By Brother Stafford
Step right up, folks! Experience the new and improved "Glitter Ashes™ to Go!" Come all ye on-the-go Papists, rapists and hedonistic heretics. Have no time to sit through your blasphemous masses? Just drive up and we'll give you your ashy forehead crosses right through your car window. Want a little more pizazz with your penance? A little razz-ma-tazz with your repentance? Try our new Glitter Ashes™! Who says you can't proudly display your sorrow and your sodomy for all the world to see? Our new Glitter Ashes™ are like an activist t-shirt for your forehead!
Church Teller: Welcome to Our Lady of Sodomy, may I take your order?

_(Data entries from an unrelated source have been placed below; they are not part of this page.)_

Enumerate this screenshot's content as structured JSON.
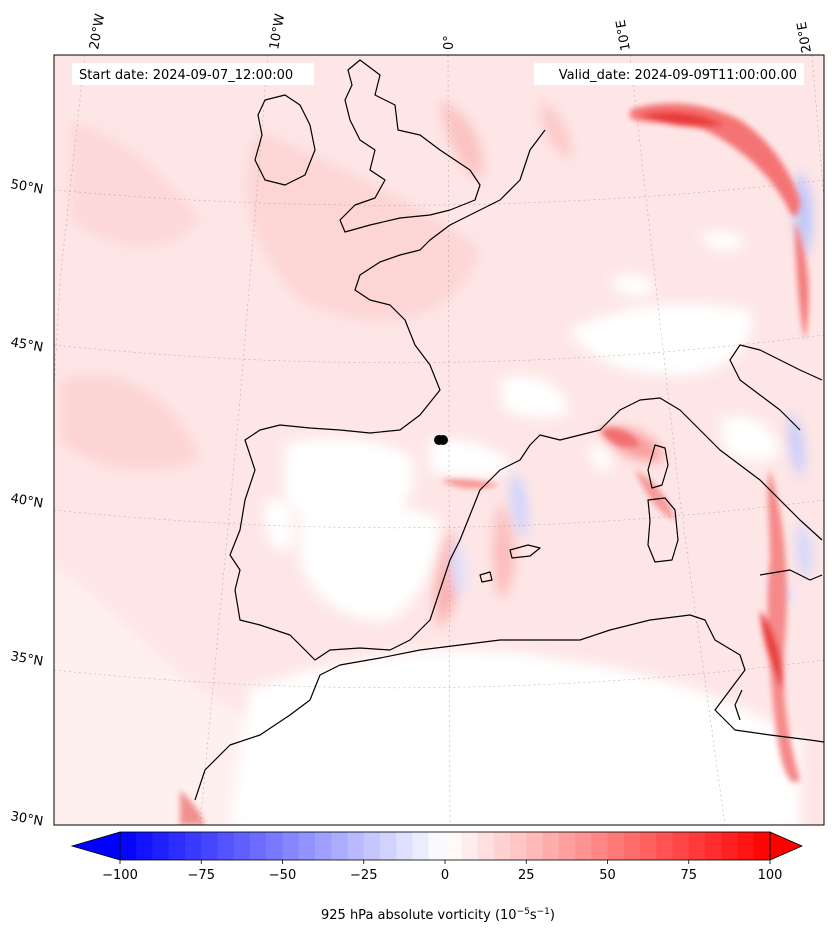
{
  "header": {
    "start_label": "Start date: 2024-09-07_12:00:00",
    "valid_label": "Valid_date: 2024-09-09T11:00:00.00"
  },
  "map": {
    "longitude_labels": [
      "20°W",
      "10°W",
      "0°",
      "10°E",
      "20°E"
    ],
    "latitude_labels": [
      "50°N",
      "45°N",
      "40°N",
      "35°N",
      "30°N"
    ],
    "field": "925 hPa absolute vorticity",
    "colors": {
      "negative": "#0000ff",
      "neutral": "#ffffff",
      "positive": "#ff0000",
      "coastline": "#000000"
    }
  },
  "colorbar": {
    "ticks": [
      "−100",
      "−75",
      "−50",
      "−25",
      "0",
      "25",
      "50",
      "75",
      "100"
    ],
    "min": -100,
    "max": 100,
    "title_main": "925 hPa absolute vorticity (10",
    "title_exp1": "−5",
    "title_mid": "s",
    "title_exp2": "−1",
    "title_end": ")"
  }
}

Sodomite #1: Yes, I’d like a medium Glitter Ash™ and a side of Holy Communion wafers. (Honey, do you want anything?)
Sodomite #2: Yes, I’d like an absolution and a large priest, please.
Church Teller: That’ll be Five “Hail Marys" and twelve “Glory Bes.” Pull up to the window, please.”
If you think I'm kidding, read this article: On Ash Wednesdays, ashes to go - with a little extra sparkle for LGBT Christians.
They just keep piling heretical doctrines on top of social justice issues on top of godless tradition. It's like watching Dagwood Bumstead building a Godless Worldview Sandwich™.